Relatório:Trata-se de AÇÃO DE REPETIÇÃO DO INDÉBITO C/C INDENIZAÇÃO POR DANOS MORAIS proposta por MARIA DE LOURDES DOS SANTOS em desfavor do BANCO BRADESCO FINANCIAMENTOS S.A., ambos devidamente qualificados na inicial.
Narra, a autora, que vem sofrendo descontos de encargos relacionados a cartão de crédito consignado não solicitado.
Assevera que, nunca recebeu o dinheiro do predito empréstimo, conforme se verifica dos extratos anexos.
Buscou atendimento junto a agência por diversas vezes para tentar resolver o problema amigavelmente, todavia, nunca foi solucionado.
Na peça de bloqueio (fls. 68/88), o banco demandado argui as preliminares de inépcia da inicial por ausência de prova mínima do direito alegado; carência da ação por ausência de prévia reclamação na via administrativa.
Argui, ainda, a prescrição, decadência.
No mérito, sustenta a efetiva contratação do crédito consignado, com ciência prévia, pela parte autora, acerca do produto contratado e das cláusulas contratuais e a consequente impossibilidade de anulação do negócio jurídico.
Acostou contrato devidamente assinado pela parte autora, além das documentações pessoais da mesma em fls. 89/116. (Grifo nosso).
A parte autora apresentou réplica às fls. 123/126.

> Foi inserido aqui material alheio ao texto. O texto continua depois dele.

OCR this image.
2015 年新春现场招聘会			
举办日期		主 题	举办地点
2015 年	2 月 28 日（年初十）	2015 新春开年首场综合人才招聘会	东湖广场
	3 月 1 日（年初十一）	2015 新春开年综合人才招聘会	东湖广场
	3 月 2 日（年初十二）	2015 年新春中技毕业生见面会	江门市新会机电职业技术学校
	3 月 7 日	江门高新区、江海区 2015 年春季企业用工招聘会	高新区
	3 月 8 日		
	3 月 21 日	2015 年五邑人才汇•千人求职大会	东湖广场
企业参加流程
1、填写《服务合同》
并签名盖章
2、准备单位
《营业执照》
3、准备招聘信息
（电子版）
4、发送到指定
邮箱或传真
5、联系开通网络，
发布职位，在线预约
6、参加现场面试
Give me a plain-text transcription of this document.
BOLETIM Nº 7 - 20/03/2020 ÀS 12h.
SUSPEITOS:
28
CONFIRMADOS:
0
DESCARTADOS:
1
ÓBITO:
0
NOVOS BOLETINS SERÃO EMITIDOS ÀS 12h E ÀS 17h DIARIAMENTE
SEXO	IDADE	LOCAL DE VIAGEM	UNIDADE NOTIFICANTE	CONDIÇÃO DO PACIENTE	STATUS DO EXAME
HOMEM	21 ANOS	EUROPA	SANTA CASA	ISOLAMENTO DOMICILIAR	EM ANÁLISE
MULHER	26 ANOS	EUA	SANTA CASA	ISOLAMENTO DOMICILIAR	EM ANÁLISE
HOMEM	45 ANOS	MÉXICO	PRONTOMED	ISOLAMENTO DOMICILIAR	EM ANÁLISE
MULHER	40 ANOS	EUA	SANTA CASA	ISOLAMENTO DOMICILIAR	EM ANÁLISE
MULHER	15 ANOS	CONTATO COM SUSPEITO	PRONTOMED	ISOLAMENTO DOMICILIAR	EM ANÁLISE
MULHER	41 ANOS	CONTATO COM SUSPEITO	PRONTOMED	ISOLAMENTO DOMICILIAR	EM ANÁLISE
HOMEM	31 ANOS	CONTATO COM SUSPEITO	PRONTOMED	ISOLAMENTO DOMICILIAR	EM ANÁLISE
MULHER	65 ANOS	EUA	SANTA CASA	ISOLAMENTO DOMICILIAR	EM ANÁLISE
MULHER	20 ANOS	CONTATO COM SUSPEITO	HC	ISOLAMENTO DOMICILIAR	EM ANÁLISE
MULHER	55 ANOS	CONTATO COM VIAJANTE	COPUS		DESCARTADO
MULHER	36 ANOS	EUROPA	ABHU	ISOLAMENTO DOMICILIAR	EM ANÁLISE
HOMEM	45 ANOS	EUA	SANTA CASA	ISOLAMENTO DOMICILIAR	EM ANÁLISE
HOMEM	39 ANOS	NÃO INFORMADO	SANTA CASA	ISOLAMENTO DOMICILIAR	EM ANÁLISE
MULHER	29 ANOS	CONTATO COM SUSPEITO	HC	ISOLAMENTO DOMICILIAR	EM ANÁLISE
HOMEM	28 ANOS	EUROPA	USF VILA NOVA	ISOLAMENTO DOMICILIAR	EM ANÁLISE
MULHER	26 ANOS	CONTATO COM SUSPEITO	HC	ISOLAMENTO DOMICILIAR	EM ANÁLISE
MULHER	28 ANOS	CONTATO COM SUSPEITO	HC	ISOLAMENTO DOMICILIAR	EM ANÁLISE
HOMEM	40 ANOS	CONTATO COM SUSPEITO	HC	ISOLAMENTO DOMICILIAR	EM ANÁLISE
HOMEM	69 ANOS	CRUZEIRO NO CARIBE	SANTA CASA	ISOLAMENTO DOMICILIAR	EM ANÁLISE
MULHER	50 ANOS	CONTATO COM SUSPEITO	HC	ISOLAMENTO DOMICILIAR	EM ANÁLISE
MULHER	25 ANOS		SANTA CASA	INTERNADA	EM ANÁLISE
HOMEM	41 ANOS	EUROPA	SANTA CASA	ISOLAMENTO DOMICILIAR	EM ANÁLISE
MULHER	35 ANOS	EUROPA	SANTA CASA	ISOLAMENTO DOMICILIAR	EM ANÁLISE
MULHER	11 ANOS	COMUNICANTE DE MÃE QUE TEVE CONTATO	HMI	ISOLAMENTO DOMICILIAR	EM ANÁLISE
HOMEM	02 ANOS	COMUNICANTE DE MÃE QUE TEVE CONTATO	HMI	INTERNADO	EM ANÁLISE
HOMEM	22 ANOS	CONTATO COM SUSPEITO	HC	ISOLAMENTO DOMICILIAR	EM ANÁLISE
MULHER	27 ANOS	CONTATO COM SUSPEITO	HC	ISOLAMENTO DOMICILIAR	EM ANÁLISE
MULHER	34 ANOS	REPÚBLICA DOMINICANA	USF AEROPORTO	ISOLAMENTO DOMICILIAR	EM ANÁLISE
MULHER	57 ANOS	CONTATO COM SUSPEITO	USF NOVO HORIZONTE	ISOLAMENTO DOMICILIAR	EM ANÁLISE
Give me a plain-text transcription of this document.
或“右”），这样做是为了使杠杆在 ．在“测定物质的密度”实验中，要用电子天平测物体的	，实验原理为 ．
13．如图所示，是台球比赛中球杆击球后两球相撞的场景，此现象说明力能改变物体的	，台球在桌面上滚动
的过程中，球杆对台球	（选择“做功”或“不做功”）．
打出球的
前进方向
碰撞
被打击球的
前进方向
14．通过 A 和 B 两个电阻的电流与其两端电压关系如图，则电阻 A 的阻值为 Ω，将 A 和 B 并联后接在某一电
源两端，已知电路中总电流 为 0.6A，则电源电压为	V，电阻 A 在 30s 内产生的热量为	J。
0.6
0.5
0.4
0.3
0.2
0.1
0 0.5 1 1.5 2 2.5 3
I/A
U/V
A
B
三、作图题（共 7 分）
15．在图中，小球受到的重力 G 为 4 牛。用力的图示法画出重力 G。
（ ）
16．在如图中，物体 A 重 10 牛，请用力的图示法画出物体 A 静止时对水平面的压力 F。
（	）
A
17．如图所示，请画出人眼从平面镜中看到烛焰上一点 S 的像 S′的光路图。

Audiência de conciliação restou frustada conforme observo em fls. 129/130.
Após requerimento fora realizada audiência de instrução e julgamento conforme fl. 145.
Vieram os autos conclusos. É o relatório.
Passo a fundamentar e decidir.
II.
Fundamentação (art. 93, IX da CRFB e art. 489, II do CPC/2015).
Preambularmente verifico que a parte ré arguiu várias preliminares, no entanto, irrelevante para solução da celeuma os debates da preliminares e prejudiciais de mérito, pois acolhidas ou não, o processo deverá ser julgado com resolução do mérito, sem o provimento dos pedidos autorais, uma vez que aplicando a teoria da asserção, à luz das afirmações deduzidas, adstritas ao exame da possibilidade, em tese, da nulidade ou não do negócio jurídico, e não do direito provado, sendo desse modo, in status assertionis, isto é, à vista das afirmações do demandante, sem tomar em conta as provas produzidas no processo, a controvérsia cinge-se em saber se a parte autora, no momento da formalização do contrato, tinha condições de entender os termos ali pactuados.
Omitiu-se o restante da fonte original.